Windows macht Chrome-Inkognito-Modus endlich wirklich privat
Was du bisher nicht wusstest
Inkognito-Modus in Chrome – kennst du bestimmt. Kein Verlauf, keine Cookies, keine Formulardaten. Klingt privat, oder?
Aber wusstest du, dass Windows trotzdem mitgeschrieben hat, was du kopierst?
Ob Text, Bilder oder Webadressen – alles, was du im Inkognito-Tab kopiert hast, landete bisher in der Zwischenablage von Windows.

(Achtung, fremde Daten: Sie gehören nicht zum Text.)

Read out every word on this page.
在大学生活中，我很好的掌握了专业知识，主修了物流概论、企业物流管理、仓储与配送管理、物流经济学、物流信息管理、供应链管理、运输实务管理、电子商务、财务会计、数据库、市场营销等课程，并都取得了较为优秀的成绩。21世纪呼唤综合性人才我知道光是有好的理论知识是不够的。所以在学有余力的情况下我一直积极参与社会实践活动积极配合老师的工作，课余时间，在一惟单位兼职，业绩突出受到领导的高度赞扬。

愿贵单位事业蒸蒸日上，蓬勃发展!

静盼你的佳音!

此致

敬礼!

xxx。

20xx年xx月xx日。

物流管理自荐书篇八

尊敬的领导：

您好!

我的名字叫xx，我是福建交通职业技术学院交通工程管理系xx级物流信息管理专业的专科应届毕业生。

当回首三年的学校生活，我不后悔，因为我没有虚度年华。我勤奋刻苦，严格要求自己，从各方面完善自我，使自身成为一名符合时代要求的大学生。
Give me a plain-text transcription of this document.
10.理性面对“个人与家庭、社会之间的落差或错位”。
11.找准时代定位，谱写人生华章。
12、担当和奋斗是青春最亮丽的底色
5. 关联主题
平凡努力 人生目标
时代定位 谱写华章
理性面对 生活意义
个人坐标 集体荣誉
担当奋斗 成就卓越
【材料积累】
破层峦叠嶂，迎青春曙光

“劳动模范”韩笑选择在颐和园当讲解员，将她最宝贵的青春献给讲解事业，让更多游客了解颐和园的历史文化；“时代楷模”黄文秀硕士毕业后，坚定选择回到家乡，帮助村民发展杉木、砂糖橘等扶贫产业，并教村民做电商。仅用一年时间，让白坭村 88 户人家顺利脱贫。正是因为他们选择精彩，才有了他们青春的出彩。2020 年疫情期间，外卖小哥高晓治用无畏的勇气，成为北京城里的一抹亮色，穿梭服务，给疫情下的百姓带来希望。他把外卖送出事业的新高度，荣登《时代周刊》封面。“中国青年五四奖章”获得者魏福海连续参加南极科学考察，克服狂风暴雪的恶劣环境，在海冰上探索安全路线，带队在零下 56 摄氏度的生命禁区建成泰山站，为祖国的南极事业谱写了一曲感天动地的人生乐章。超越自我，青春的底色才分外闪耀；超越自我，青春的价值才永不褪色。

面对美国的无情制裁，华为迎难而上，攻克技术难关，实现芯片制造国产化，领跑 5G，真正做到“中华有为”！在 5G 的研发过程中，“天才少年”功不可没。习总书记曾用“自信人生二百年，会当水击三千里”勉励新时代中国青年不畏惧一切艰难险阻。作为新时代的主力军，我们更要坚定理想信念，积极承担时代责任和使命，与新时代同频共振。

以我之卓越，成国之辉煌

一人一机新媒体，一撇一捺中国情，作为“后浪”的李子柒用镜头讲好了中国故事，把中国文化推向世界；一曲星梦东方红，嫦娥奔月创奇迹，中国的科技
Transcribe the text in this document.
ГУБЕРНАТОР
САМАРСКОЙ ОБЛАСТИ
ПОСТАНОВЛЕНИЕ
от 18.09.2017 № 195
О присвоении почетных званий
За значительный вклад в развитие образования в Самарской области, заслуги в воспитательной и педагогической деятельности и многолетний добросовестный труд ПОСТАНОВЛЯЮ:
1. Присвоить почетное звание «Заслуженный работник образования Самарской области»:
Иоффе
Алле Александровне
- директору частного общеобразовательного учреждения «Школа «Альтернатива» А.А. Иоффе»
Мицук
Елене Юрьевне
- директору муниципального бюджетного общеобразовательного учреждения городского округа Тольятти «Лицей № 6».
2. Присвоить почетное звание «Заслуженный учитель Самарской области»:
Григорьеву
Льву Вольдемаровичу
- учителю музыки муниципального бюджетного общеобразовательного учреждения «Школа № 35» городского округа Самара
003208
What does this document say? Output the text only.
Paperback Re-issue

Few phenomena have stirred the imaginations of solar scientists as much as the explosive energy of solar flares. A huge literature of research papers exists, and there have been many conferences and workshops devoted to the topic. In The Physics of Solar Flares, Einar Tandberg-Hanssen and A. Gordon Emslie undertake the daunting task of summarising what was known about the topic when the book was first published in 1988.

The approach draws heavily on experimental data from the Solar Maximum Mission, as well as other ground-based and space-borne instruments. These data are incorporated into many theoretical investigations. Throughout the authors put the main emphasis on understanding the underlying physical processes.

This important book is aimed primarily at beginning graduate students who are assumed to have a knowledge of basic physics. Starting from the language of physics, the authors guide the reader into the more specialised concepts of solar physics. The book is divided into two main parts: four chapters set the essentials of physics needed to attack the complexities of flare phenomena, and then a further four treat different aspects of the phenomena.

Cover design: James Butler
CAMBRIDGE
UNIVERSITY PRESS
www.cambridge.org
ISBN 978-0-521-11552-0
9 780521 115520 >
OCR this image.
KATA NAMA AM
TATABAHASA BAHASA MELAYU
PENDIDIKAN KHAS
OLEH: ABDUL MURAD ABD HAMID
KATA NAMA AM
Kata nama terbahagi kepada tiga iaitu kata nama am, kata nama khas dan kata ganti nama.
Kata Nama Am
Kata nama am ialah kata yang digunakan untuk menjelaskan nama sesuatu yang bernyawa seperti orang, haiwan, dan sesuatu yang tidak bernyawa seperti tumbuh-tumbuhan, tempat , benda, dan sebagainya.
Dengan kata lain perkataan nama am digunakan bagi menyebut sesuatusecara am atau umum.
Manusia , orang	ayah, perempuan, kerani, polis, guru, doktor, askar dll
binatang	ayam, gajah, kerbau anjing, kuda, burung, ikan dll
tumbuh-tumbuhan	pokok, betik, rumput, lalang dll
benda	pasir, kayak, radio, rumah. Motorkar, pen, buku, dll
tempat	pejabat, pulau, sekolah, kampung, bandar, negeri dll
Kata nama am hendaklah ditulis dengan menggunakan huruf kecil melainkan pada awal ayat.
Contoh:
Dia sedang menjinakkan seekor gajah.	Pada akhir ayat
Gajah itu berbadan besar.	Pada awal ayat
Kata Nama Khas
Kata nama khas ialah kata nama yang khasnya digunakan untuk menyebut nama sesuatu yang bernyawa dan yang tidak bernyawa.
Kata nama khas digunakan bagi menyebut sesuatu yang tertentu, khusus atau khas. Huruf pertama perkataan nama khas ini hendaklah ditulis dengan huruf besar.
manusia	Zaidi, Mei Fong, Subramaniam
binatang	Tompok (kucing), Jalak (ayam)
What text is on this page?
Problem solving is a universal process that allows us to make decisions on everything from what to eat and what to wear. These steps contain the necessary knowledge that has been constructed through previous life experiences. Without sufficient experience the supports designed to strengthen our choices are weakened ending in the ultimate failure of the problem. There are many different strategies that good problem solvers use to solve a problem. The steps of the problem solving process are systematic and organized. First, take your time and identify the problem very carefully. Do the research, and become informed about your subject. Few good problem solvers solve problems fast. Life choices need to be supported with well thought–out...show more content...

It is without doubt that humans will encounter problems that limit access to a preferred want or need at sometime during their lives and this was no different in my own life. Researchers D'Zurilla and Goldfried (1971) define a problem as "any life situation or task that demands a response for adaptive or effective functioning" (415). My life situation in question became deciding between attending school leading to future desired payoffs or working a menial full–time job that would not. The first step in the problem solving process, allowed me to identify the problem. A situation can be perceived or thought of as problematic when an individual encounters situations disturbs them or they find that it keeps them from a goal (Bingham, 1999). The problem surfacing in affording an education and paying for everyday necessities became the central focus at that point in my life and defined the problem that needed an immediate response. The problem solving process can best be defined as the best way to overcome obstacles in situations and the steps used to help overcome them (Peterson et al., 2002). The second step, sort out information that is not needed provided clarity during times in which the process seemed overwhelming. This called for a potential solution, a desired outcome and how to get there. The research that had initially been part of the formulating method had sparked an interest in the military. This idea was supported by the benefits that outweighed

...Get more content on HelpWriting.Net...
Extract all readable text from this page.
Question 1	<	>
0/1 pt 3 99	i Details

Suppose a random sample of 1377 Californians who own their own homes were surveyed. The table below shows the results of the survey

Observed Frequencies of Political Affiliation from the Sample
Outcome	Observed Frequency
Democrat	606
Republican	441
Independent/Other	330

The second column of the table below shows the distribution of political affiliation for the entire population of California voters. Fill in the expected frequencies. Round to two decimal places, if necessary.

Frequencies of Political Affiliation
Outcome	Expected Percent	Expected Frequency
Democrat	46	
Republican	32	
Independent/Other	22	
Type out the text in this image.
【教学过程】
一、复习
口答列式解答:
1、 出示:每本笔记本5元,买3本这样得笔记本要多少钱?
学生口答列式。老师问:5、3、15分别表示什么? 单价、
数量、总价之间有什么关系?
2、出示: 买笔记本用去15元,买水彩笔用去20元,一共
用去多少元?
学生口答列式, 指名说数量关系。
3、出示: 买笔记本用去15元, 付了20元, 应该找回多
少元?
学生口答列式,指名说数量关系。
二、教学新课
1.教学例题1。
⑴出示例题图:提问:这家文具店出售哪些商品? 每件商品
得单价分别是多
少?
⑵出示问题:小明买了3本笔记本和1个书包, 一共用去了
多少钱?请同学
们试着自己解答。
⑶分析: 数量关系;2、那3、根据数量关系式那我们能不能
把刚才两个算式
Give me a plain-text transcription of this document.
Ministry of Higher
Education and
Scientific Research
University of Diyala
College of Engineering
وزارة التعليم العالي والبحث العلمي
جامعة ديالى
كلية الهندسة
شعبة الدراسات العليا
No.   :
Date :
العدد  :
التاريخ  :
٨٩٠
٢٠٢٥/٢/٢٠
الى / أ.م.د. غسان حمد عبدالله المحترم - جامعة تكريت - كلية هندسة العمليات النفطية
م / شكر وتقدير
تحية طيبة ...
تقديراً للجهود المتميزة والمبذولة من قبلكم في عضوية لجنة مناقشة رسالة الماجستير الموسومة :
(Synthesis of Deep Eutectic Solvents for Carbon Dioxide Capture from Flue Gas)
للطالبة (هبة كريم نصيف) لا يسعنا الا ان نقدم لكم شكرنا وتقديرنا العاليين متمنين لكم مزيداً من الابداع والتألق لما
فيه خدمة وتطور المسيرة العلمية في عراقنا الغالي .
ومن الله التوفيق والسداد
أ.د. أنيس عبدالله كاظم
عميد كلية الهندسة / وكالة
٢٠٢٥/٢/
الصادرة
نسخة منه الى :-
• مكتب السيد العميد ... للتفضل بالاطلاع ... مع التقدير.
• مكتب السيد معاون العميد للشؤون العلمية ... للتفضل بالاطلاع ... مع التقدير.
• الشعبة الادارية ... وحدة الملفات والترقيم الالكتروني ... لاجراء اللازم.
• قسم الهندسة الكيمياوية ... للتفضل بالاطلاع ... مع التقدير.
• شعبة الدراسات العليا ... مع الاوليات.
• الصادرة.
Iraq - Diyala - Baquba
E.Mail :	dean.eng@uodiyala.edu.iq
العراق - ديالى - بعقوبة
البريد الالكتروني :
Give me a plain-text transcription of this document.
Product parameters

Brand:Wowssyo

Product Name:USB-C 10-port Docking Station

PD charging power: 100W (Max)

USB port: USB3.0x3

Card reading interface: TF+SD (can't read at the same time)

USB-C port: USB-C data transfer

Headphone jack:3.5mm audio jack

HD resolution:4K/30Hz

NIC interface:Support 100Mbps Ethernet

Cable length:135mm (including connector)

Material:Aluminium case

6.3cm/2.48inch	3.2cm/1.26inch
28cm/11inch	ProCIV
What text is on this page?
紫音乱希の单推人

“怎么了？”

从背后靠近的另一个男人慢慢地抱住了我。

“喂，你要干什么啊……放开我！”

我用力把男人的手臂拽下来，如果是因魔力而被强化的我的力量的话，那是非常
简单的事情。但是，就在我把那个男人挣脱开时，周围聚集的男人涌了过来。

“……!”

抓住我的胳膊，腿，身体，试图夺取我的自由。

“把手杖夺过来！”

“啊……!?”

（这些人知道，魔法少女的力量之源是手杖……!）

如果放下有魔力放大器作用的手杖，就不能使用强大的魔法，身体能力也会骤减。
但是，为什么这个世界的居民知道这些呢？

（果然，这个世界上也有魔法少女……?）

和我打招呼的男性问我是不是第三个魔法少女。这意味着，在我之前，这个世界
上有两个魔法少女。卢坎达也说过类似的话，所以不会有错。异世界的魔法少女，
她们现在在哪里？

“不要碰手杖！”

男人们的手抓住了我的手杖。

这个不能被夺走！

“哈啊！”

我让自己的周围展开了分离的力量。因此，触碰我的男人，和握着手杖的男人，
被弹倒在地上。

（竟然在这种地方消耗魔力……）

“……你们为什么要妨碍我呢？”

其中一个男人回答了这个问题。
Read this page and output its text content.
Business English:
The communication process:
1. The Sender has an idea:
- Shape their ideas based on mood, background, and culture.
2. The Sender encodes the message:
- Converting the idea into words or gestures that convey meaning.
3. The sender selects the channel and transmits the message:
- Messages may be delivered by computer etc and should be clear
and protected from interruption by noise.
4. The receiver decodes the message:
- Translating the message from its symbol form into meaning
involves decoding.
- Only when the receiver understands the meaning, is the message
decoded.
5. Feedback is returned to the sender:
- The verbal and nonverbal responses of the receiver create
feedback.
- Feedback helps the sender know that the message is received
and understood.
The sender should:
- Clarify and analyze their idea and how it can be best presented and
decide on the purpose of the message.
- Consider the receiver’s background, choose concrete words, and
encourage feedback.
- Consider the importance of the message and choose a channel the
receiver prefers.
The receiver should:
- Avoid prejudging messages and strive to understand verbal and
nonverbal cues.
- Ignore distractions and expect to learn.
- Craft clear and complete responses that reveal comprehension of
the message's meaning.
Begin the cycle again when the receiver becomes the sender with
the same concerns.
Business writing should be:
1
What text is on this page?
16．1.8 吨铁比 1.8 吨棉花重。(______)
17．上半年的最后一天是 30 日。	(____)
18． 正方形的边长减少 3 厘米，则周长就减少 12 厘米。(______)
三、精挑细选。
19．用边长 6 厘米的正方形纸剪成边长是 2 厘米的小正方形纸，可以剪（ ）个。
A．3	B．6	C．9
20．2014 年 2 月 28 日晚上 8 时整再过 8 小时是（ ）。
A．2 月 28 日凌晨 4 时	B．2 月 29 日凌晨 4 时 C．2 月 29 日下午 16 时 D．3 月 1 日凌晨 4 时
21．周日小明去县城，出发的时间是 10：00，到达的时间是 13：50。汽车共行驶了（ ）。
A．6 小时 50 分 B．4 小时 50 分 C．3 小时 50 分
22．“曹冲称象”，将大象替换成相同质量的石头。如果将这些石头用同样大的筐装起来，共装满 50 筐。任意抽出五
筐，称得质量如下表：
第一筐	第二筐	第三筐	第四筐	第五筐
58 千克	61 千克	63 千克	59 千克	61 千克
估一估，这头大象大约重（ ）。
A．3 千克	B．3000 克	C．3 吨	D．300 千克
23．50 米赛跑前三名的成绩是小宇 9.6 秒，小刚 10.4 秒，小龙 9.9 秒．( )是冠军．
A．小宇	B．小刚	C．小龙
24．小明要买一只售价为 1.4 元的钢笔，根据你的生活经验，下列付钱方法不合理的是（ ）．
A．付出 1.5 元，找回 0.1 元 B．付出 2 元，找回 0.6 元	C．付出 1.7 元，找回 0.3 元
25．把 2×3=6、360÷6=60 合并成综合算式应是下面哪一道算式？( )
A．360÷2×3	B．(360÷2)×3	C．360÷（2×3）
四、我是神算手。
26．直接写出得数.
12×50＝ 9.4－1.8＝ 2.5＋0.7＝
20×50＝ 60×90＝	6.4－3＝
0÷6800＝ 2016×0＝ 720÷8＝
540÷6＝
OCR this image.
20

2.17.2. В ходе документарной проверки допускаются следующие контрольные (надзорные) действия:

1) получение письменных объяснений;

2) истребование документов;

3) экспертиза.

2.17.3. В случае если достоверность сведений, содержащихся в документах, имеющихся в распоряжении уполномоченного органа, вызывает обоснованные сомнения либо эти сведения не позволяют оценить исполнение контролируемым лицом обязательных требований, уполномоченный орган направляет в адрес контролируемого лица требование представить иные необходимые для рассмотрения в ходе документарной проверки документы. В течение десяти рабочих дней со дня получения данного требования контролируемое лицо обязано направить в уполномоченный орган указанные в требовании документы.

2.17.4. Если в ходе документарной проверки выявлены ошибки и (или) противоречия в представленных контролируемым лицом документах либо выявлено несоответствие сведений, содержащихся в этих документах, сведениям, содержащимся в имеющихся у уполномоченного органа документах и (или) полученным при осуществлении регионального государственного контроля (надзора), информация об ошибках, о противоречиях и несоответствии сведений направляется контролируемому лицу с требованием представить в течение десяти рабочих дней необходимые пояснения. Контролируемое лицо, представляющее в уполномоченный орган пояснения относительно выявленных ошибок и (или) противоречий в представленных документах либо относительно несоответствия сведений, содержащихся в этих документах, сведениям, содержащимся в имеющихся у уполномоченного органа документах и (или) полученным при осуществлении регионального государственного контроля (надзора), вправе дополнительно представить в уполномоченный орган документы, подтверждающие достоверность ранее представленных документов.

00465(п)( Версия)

Und mit aktivierter Cloud-Zwischenablage? Zack, plötzlich auch auf anderen Geräten verfügbar.
Microsoft räumt auf – still und leise
Ohne großes Tamtam hat Microsoft genau dieses Schlupfloch geschlossen.
Ab sofort wird nichts mehr aus Inkognito-Tabs in die Zwischenablage-Historie übernommen oder in die Cloud synchronisiert.
Kurz gesagt: Was du im Inkognito-Modus kopierst, bleibt auch dort. Und das ist ein echter Gewinn für deine Privatsphäre.
Was der Inkognito-Modus eigentlich macht
Wenn du einen Inkognito-Tab in Chrome oder einen InPrivate-Tab in Edge öffnest, speichert dein Browser:
- keinen Verlauf – also keine Liste besuchter Webseiten
- keine Cookies und Website-Daten – das heißt: keine personalisierte Werbung
- keine Formulardaten – deine Eingaben bleiben nicht gespeichert
Praktische Beispiele?
- Du willst Flugpreise oder Hotels vergleichen, ohne dass die Preise hochgehen? Perfekt.
- Du nutzt mehrere Logins, ohne dich ständig ab- und anzumelden? Super einfach.
- Du sitzt an einem fremden PC und willst keine Spuren hinterlassen? Genau dafür ist es da.
Warum das mit der Zwischenablage gefährlich war
Stell dir vor, du kopierst sensible Daten – ein internes Passwort, ein vertrauliches Dokument, einen privaten Chat.
Und jemand drückt später Windows-Taste + V auf deinem PC…
Schon könnte er alles sehen. Und mit Cloud-Zwischenablage sogar von einem anderen Gerät aus. Nicht gerade das, was man sich unter „privat“ vorstellt, oder?
Und was hat sich sonst noch getan?
Noch eine kleine, aber feine Neuerung: Wenn du im Inkognito-Modus ein Video abspielst, zeigt Windows jetzt keine Vorschau mehr.
Früher war da das Video-Cover, der Titel, alles – sogar auf dem Sperrbildschirm. Jetzt steht da nur noch: „Eine Website spielt Medien ab.“ Punkt.
Gerade bei sensiblen Inhalten – sei es geschäftlich oder privat – ist das ein echter Bonus. Niemand sieht, was du dir gerade ansiehst.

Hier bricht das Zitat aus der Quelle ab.